In one of the largest studies ever completed investigating the genetic origins of acne, researchers have homed in on several genetic regions that could be associated with the condition. Fascinatingly, it was revealed that many of these genetic regions are also associated with hair follicle function, highlighting a novel mechanism that may be targeted for new acne treatments in the future.

Acne is an incredibly heritable condition. Prior epidemiological studies have revealed in some cases the condition can be 80 percent related to genetic factors. However, prior research into the disorder's genetic origins has been relatively limited, only uncovering a small volume of potential genetic variants influencing acne risk.

Acne is a complex condition and it is generally known to be an inflammatory disease of the skin. Most research and treatment centers on ways to combat the inflammatory mechanisms that result in the condition's characteristic skin symptoms, but these medications often result in problematic and unpleasant side effects.

A new comprehensive investigation into the genetic risk factors that could influence acne examined the DNA of nearly 27,000 individuals, of which 5,600 reported suffering from severe acne. The results revealed 15 specific genetic locations that could be associated with severe acne, 12 of which have never been connected to the condition before.

"We are really excited to have found so many regions of the genome that are involved in acne," says Michael Simpson, a researcher on the project from King's College London.

Most interesting was the discovery that many of these newly discovered genetic regions were known to play major roles in both the structure and function of hair follicles. One acne-associated genetic variant in particular is known to cause a rare condition called ectodermal dysplasia, resulting in sparse body hair.
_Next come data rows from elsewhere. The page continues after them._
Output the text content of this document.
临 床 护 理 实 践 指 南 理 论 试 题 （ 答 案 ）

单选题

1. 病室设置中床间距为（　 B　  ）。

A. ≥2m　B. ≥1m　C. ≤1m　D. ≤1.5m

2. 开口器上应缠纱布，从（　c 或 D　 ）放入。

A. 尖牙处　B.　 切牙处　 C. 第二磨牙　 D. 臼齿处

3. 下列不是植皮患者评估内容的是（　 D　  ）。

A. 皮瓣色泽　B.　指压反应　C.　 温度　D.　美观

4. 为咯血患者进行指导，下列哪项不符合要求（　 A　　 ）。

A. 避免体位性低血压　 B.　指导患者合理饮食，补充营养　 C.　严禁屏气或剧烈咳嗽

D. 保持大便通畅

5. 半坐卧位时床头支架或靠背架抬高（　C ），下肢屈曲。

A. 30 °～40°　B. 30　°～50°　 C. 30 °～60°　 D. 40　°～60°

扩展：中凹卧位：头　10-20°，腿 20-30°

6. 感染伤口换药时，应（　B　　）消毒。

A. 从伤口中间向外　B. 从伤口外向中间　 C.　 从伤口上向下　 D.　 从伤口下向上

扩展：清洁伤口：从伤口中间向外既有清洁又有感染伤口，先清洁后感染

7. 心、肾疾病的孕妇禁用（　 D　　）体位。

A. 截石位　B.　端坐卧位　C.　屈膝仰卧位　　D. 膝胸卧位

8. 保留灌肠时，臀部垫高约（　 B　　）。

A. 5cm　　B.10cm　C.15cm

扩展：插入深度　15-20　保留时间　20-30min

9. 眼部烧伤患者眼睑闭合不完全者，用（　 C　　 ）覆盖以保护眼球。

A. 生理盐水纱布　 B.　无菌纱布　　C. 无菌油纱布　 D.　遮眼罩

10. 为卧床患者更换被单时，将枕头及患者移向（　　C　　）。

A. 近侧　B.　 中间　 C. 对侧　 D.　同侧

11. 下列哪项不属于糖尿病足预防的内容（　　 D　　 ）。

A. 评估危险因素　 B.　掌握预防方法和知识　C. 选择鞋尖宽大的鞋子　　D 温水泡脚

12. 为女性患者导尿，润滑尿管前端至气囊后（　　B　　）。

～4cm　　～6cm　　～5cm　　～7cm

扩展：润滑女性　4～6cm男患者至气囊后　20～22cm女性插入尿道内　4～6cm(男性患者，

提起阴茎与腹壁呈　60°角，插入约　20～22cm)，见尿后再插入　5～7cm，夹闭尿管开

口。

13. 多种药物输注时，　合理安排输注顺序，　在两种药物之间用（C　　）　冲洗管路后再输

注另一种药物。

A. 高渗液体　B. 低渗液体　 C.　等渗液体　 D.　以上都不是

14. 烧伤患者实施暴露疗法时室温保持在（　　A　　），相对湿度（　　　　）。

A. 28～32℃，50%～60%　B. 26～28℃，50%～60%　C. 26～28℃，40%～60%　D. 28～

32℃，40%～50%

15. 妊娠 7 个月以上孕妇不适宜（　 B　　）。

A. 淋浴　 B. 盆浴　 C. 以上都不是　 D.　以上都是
"It was surprising that so many of the variants appear to influence the structure and function of the hair follicle," explains Simpson. "It may be that the genetic variation influences the shape of these hair follicles and makes them more prone to bacteria and inflammation, which are a characteristic of acne."

Jonathan Barker, lead author on the new study, notes that there have been a dearth of advances in the field of acne research over the past few decades. It may be several years before this new research manifests in a real clinical treatment, but Barker says this discovery is a significant leap forward.

"For people with acne, it's so important to have more treatments available," says Barker. "We need to treat people earlier and more effectively, so that they don't get scars, which last even after the condition has come and gone. When you have insight into the genetic basis of a condition, you can develop much more effective treatments."

The new research was published in the journal Nature Communications.